Evaluating a defense against edge case backdoor attacks, on a language processing federated learning instance
Due to its decentralized nature, Federated Learning (FL) lends itself to adversarial attacks in the form of backdoors during training. The goal of a backdoor is to corrupt the performance of the trained model on specific sub-tasks (e.g., by classifying green cars as frogs). A range of FL backdoor attacks have been introduced in the literature, but also methods to defend against them, and it is currently an open question whether FL systems can be tailored to be robust against backdoors. In this work, we propose a new family of backdoor attacks, which we refer to as edge-case backdoors. An edge-case backdoor forces a model to misclasify on seemingly easy inputs that are however unlikely to be part of the training, or test data, i.e., they live on the tail of the input distribution. We explain how these edge-case backdoors can lead to unsavory failures and may have serious repercussions on fairness, and exhibit that with careful tuning at the side of the adversary, one can insert them across a range of machine learning tasks.

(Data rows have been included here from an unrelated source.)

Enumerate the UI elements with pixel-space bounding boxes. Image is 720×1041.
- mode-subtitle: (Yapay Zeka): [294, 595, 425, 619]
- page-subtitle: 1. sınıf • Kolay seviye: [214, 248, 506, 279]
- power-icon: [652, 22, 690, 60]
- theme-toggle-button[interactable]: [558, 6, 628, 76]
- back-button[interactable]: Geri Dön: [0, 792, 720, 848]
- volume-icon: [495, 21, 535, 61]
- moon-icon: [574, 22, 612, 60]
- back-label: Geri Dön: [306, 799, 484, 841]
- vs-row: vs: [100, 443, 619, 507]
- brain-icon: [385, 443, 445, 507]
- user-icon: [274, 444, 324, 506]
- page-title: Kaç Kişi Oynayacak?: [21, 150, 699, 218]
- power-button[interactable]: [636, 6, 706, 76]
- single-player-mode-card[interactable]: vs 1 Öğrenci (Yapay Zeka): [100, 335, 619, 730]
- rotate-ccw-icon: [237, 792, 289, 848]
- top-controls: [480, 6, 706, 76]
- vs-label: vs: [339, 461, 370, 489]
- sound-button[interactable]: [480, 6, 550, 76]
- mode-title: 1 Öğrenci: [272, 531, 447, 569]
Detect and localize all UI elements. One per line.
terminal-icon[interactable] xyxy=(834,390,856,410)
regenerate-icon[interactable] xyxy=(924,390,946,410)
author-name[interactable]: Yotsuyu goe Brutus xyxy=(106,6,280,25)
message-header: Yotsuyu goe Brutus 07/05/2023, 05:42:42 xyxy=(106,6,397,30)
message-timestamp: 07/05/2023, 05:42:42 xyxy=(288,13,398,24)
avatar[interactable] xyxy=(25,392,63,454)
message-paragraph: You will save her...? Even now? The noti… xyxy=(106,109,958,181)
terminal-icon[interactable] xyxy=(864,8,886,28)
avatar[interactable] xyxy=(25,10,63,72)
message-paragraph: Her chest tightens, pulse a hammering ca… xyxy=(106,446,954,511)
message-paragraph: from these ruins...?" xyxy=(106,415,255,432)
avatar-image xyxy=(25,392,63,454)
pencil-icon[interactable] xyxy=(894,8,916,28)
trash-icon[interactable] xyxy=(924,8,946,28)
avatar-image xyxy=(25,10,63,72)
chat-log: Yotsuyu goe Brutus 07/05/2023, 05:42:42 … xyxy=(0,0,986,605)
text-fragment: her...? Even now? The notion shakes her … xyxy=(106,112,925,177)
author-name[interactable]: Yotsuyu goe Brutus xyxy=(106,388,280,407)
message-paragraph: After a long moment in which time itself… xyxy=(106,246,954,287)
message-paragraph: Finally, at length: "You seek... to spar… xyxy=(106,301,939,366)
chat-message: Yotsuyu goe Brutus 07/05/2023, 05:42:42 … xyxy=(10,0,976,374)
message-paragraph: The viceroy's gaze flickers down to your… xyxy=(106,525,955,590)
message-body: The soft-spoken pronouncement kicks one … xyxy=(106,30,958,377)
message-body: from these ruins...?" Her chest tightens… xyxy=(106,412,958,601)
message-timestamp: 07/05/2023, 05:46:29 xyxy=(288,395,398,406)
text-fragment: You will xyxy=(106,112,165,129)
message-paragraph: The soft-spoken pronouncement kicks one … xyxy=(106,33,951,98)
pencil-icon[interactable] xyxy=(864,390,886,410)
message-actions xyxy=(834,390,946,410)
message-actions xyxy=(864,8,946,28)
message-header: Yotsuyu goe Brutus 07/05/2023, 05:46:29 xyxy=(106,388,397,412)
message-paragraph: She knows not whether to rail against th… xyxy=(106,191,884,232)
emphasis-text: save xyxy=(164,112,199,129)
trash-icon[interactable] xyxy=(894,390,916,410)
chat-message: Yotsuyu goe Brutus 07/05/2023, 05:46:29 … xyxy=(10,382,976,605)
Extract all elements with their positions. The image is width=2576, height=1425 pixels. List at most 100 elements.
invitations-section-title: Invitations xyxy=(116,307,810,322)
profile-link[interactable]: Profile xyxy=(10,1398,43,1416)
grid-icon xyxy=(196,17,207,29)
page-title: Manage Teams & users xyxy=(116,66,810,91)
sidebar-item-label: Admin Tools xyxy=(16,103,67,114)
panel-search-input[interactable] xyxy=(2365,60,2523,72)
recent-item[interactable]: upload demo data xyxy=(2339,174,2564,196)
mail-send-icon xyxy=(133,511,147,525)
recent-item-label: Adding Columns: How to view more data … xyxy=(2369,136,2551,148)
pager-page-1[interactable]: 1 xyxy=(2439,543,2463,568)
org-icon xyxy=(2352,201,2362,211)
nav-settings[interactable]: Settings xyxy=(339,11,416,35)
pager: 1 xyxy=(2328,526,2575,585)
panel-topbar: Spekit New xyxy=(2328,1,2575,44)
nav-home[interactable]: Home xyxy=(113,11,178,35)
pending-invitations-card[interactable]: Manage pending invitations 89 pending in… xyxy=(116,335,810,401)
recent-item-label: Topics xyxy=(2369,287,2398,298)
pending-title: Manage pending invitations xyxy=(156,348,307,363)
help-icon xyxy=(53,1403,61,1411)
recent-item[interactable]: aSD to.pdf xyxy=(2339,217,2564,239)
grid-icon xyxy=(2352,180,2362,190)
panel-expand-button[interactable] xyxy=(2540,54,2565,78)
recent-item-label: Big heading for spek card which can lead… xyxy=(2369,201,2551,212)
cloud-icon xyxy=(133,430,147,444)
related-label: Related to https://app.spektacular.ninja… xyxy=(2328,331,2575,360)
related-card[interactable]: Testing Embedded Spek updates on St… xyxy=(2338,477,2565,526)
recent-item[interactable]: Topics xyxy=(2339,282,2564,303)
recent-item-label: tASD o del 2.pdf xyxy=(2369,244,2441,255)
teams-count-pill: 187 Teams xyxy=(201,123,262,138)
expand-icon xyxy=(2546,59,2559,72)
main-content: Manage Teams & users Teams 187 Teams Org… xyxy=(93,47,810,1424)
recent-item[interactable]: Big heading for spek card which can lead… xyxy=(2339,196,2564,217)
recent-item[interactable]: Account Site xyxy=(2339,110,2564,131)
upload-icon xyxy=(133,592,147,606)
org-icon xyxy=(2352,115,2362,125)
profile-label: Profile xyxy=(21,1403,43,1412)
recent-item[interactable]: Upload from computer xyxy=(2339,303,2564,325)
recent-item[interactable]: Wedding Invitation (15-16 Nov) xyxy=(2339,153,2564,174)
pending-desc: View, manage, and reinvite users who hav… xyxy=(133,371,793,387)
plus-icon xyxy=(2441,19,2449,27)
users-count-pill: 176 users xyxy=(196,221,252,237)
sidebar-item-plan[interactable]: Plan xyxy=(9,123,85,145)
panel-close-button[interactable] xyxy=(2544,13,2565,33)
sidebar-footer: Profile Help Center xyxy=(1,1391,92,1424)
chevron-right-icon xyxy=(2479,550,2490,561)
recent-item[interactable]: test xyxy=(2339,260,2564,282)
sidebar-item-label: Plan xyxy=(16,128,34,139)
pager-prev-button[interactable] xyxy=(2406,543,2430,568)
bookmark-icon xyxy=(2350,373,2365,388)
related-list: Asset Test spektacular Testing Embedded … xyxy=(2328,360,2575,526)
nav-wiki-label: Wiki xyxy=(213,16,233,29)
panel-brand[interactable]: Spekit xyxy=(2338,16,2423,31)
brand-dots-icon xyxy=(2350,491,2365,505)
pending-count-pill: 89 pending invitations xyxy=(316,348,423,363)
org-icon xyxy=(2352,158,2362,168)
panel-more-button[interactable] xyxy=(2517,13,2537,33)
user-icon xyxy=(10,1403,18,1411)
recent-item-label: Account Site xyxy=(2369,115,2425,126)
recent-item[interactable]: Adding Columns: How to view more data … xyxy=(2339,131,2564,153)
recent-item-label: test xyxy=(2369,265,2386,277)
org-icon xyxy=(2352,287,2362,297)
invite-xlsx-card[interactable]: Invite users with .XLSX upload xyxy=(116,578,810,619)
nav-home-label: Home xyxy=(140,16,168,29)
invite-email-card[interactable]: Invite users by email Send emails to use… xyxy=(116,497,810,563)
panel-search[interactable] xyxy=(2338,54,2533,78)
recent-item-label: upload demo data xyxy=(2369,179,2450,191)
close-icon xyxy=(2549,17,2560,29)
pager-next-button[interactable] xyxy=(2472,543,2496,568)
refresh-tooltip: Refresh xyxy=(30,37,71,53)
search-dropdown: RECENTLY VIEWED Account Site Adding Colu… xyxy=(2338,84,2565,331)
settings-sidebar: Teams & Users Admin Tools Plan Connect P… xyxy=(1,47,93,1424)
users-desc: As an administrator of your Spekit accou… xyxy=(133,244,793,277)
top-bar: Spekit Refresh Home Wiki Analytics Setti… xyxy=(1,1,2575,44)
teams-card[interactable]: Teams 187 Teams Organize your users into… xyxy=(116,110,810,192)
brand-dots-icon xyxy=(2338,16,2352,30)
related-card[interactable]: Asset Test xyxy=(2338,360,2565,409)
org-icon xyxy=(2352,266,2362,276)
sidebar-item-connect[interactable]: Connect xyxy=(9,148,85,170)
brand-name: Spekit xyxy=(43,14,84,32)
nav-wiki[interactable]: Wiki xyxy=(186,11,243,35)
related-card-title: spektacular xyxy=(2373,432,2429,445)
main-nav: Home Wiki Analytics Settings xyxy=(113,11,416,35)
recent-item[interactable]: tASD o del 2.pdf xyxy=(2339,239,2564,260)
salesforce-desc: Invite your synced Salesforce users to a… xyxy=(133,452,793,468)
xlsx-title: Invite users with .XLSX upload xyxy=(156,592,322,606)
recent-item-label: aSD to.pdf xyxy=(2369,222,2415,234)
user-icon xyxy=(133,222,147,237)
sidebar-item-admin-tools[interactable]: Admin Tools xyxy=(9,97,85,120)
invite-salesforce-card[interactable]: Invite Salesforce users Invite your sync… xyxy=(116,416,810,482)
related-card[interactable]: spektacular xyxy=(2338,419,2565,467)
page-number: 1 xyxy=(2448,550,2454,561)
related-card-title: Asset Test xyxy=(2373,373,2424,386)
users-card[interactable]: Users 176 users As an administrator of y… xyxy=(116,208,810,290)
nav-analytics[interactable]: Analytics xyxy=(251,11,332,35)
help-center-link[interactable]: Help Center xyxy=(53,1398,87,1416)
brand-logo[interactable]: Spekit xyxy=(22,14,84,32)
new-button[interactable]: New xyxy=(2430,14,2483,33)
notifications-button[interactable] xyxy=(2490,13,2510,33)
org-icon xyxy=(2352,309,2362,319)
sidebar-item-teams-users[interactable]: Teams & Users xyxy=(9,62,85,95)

Tested stable depdencises:
- nltk 3.8.1
- numpy 1.24.4
- pandas 2.0.3
- PyYAML 6.0.1
- scipy 1.10.1
- torch 2.1.2+cu121
- torchtext 0.16.2
The main script is ./fl_runner.py, to run various experiments like defenses, edge case vs non-edge case, we provide separate scripts which can run different hyper-parameter settings either sequentially or in parallel depending on the resource availability. Following is detailed description on the configuration parameters which need to be set appropriately for each experiment.
To run fl_runner.py please use the following command
python fl_runner.py --config <config file path>
Please refer to file ./fl-configs/fl-conf-ag_news-backdoor.yaml for detailed description of configuration parameters.